A pipeline was developed that produces a dataset with the necessary encoding to be trained with YoloV8. This pipeline utilizes two main technologies. The first is GroundingDINO, which enables us to detect objects of our interest and obtain their bounding boxes. The second is SAM (Segment Anything Model), which we use to crop images from their original backgrounds and create images containing only the desired objects.
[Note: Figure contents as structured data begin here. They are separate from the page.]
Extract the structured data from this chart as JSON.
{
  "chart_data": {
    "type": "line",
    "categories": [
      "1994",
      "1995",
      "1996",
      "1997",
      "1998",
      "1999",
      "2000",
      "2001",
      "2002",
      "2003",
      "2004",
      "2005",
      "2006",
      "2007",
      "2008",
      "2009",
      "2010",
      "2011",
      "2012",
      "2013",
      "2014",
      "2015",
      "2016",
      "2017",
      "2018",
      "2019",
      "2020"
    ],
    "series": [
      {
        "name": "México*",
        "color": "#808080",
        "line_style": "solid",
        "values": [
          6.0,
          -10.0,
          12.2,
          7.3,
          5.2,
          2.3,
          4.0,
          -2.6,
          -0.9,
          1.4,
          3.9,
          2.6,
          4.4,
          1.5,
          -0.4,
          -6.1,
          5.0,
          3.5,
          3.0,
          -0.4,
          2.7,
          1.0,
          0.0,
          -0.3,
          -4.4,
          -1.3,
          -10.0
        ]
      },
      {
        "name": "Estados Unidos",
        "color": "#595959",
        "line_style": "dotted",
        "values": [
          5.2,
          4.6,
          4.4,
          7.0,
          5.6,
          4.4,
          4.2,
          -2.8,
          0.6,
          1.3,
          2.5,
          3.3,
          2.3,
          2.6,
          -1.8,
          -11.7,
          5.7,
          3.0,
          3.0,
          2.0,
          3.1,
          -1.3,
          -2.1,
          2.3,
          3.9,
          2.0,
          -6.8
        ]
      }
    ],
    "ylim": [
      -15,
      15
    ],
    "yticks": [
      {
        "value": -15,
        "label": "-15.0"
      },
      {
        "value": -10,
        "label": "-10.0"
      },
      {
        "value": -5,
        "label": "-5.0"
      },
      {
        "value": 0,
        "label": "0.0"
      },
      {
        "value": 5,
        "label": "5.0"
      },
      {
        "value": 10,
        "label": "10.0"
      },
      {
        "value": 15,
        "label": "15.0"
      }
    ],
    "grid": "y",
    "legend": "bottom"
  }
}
To achieve this, SAM requires the bounding boxes of the objects we want to segment, which are provided by GroundingDINO.

Dataset transformation

Additionally, a module was developed to transforms any object detection dataset into an object segmentation dataset. This is achieved using SAM, leveraging the YOLO bounding box annotations and re-annotating the labels with a segmentation notation.